Importantly, the emphasis was not on replacing conventional breeding, but on strengthening it through better genetic information and structured exploitation of diversity.

Transgene-Free Editing And Predictive Breeding

POMORROW also investigates new biotechnological tools for transgene-free gene editing. As presented at Fruit Logistica, these efforts aim to develop editing approaches that do not introduce foreign DNA into the plant genome, aligning with ongoing regulatory discussions in Europe regarding new genomic techniques.

In parallel, the project seeks to complement breeders’ toolboxes with predictive breeding approaches. By developing models that link genetic data to plant performance, breeders may be able to estimate trait potential earlier in the selection process. This could enable the exploitation of minor-effect loci that are traditionally difficult to use effectively.

The long-term objective is to shorten breeding cycles and improve selection efficiency, in a system where variety development commonly spans around ten years from initial cross to market introduction.

A Consortium Model Linking Research And Industry

A structural feature of POMORROW is its consortium design. Scientific partners include the Julius Kühn-Institut, the Leibniz Institute of Plant Genetics and Crop Plant Research (IPK), the Institute of Plant Biology and Biotechnology (IBBP), the Max Planck Institute of Molecular Plant Physiology, and Hochschule Geisenheim University.

Business partners include SaKa Pflanzenzucht GmbH & Co. KG, Europlant Innovation GmbH & Co. KG, Norika GmbH, and the Gemeinschaft zur Förderung von Pflanzeninnovation (GFPi).

During the Q&A session, the role of breeding companies was addressed directly. Their interest lies in maintaining competitive portfolios and accessing better-characterized donor material for trait integration. While breeding companies provide propagation capacity, field infrastructure, and practical testing environments, large-scale genotyping and deep multi-trait characterization of gene bank resources typically fall outside their operational scope. POMORROW positions itself as pre-competitive infrastructure work that benefits both public research and commercial breeding.

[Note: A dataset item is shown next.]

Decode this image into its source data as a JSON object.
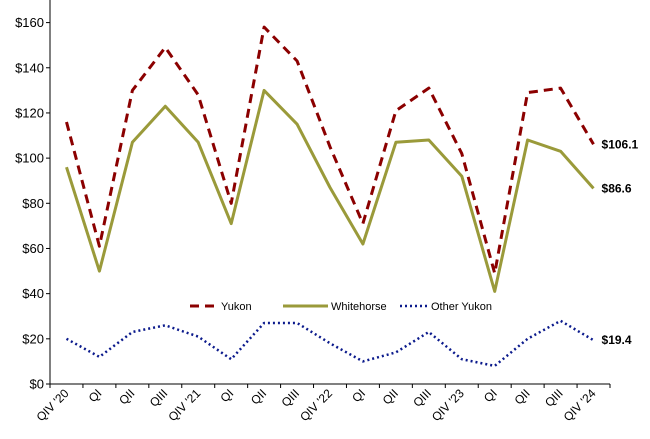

Implications For The Potato Value Chain

For processors, traders, and equipment suppliers, upstream breeding research can seem distant from day-to-day operations. Yet the structural implications are significant.

Stable raw material supply under drought conditions, improved resistance to late blight and viral pressure, better nutrient efficiency, and enhanced resilience against emerging pathogens all influence long-term production reliability. These factors ultimately shape yield stability, quality consistency, and input costs.

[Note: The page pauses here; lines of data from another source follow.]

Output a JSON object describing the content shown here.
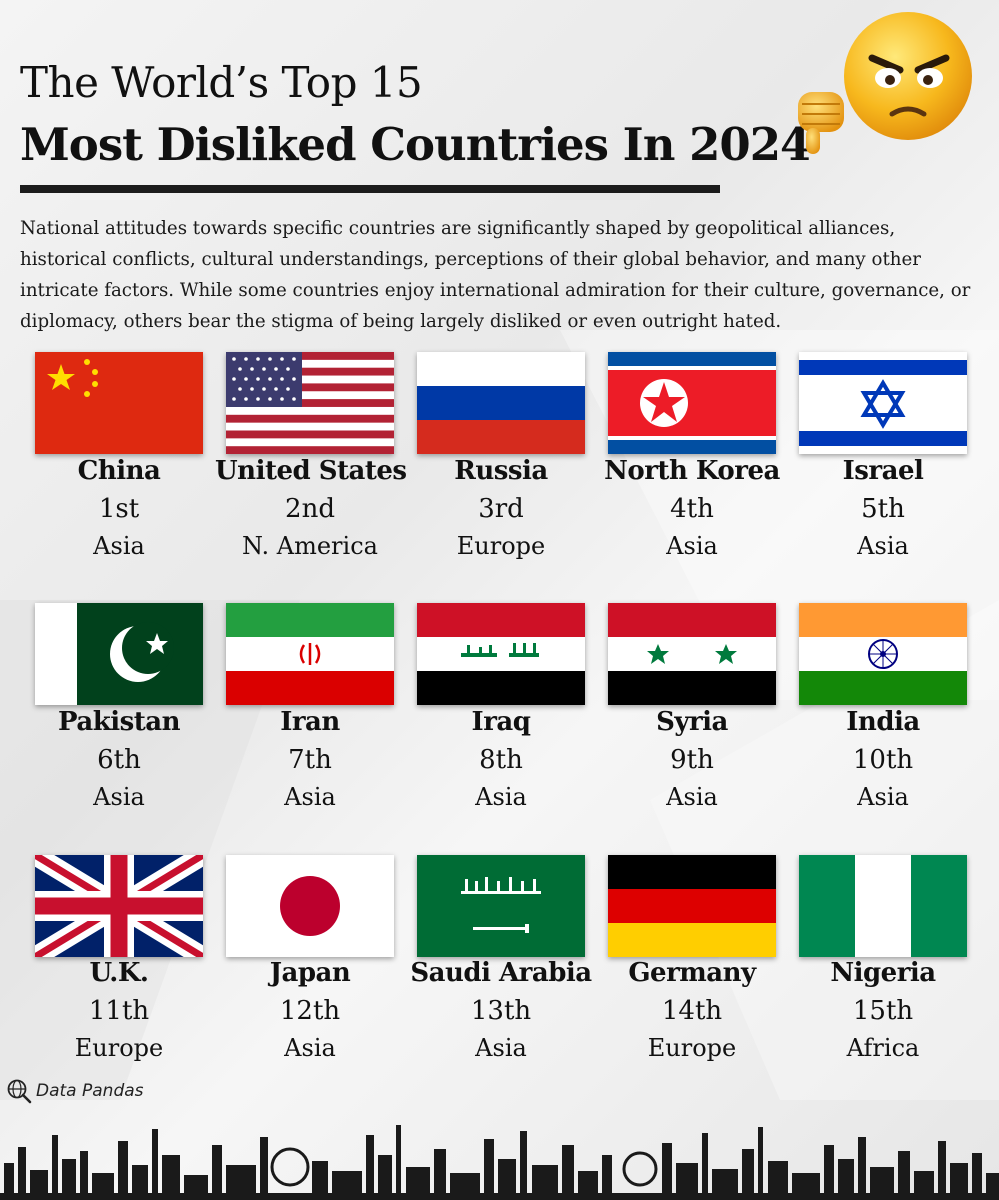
{
  "header": {
    "title_line1": "The World’s Top 15",
    "title_line2": "Most Disliked Countries In 2024"
  },
  "intro": "National attitudes towards specific countries are significantly shaped by geopolitical alliances, historical conflicts, cultural understandings, perceptions of their global behavior, and many other intricate factors. While some countries enjoy international admiration for their culture, governance, or diplomacy, others bear the stigma of being largely disliked or even outright hated.",
  "countries": [
    {
      "name": "China",
      "rank": "1st",
      "region": "Asia",
      "flag": "china-flag"
    },
    {
      "name": "United States",
      "rank": "2nd",
      "region": "N. America",
      "flag": "usa-flag"
    },
    {
      "name": "Russia",
      "rank": "3rd",
      "region": "Europe",
      "flag": "russia-flag"
    },
    {
      "name": "North Korea",
      "rank": "4th",
      "region": "Asia",
      "flag": "north-korea-flag"
    },
    {
      "name": "Israel",
      "rank": "5th",
      "region": "Asia",
      "flag": "israel-flag"
    },
    {
      "name": "Pakistan",
      "rank": "6th",
      "region": "Asia",
      "flag": "pakistan-flag"
    },
    {
      "name": "Iran",
      "rank": "7th",
      "region": "Asia",
      "flag": "iran-flag"
    },
    {
      "name": "Iraq",
      "rank": "8th",
      "region": "Asia",
      "flag": "iraq-flag"
    },
    {
      "name": "Syria",
      "rank": "9th",
      "region": "Asia",
      "flag": "syria-flag"
    },
    {
      "name": "India",
      "rank": "10th",
      "region": "Asia",
      "flag": "india-flag"
    },
    {
      "name": "U.K.",
      "rank": "11th",
      "region": "Europe",
      "flag": "uk-flag"
    },
    {
      "name": "Japan",
      "rank": "12th",
      "region": "Asia",
      "flag": "japan-flag"
    },
    {
      "name": "Saudi Arabia",
      "rank": "13th",
      "region": "Asia",
      "flag": "saudi-arabia-flag"
    },
    {
      "name": "Germany",
      "rank": "14th",
      "region": "Europe",
      "flag": "germany-flag"
    },
    {
      "name": "Nigeria",
      "rank": "15th",
      "region": "Africa",
      "flag": "nigeria-flag"
    }
  ],
  "source": {
    "label": "Data Pandas",
    "icon": "globe-magnifier-icon"
  },
  "decor": {
    "mascot": "angry-emoji-thumbs-down-icon",
    "footer": "city-skyline-silhouette"
  },
  "colors": {
    "title": "#111111",
    "rule": "#1c1c1c",
    "skyline": "#1a1a1a"
  }
}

The Future Lab presentation underscored that gene banks are not static archives. They are potential reservoirs of innovation — provided that their contents are systematically decoded and integrated into breeding systems.

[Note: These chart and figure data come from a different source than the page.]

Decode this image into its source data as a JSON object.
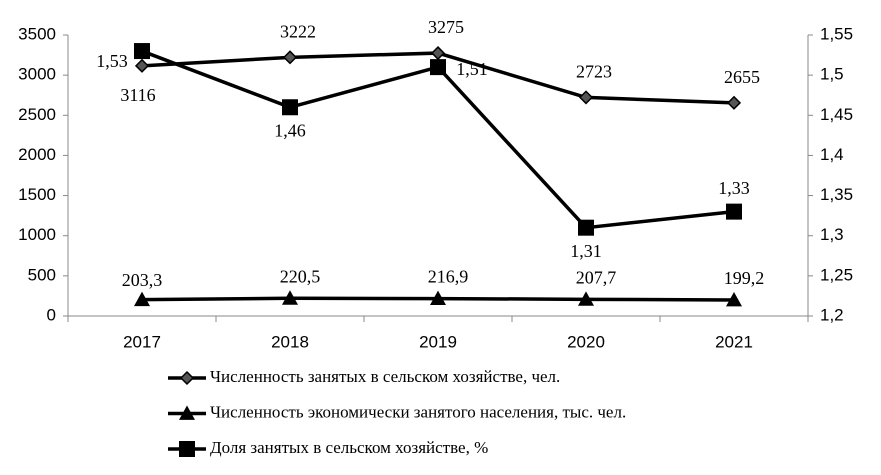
{
  "chart_data": {
    "type": "line",
    "categories": [
      "2017",
      "2018",
      "2019",
      "2020",
      "2021"
    ],
    "series": [
      {
        "name": "Численность занятых в сельском хозяйстве, чел.",
        "color": "#000000",
        "marker": "diamond",
        "axis": "y",
        "values": [
          3116,
          3222,
          3275,
          2723,
          2655
        ]
      },
      {
        "name": "Численность экономически занятого населения, тыс. чел.",
        "color": "#000000",
        "marker": "triangle",
        "axis": "y",
        "values": [
          203.3,
          220.5,
          216.9,
          207.7,
          199.2
        ],
        "value_labels": [
          "203,3",
          "220,5",
          "216,9",
          "207,7",
          "199,2"
        ]
      },
      {
        "name": "Доля занятых в сельском хозяйстве, %",
        "color": "#000000",
        "marker": "square",
        "axis": "y2",
        "values": [
          1.53,
          1.46,
          1.51,
          1.31,
          1.33
        ],
        "value_labels": [
          "1,53",
          "1,46",
          "1,51",
          "1,31",
          "1,33"
        ]
      }
    ],
    "ylim": [
      0,
      3500
    ],
    "yticks": [
      0,
      500,
      1000,
      1500,
      2000,
      2500,
      3000,
      3500
    ],
    "y2lim": [
      1.2,
      1.55
    ],
    "y2ticks": [
      {
        "value": 1.2,
        "label": "1,2"
      },
      {
        "value": 1.25,
        "label": "1,25"
      },
      {
        "value": 1.3,
        "label": "1,3"
      },
      {
        "value": 1.35,
        "label": "1,35"
      },
      {
        "value": 1.4,
        "label": "1,4"
      },
      {
        "value": 1.45,
        "label": "1,45"
      },
      {
        "value": 1.5,
        "label": "1,5"
      },
      {
        "value": 1.55,
        "label": "1,55"
      }
    ],
    "grid": false,
    "legend": "bottom"
  }
}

By genotyping 6,357 accessions, establishing a 600-entry core collection, conducting multi-trait phenotyping, and developing predictive breeding tools, POMORROW aims to build exactly that integration framework.

If successful, the project will not deliver a single headline variety in the short term. Instead, it seeks to strengthen the genetic foundation on which future varieties are built. In a climate-constrained and regulation-sensitive production environment, that foundation may prove decisive.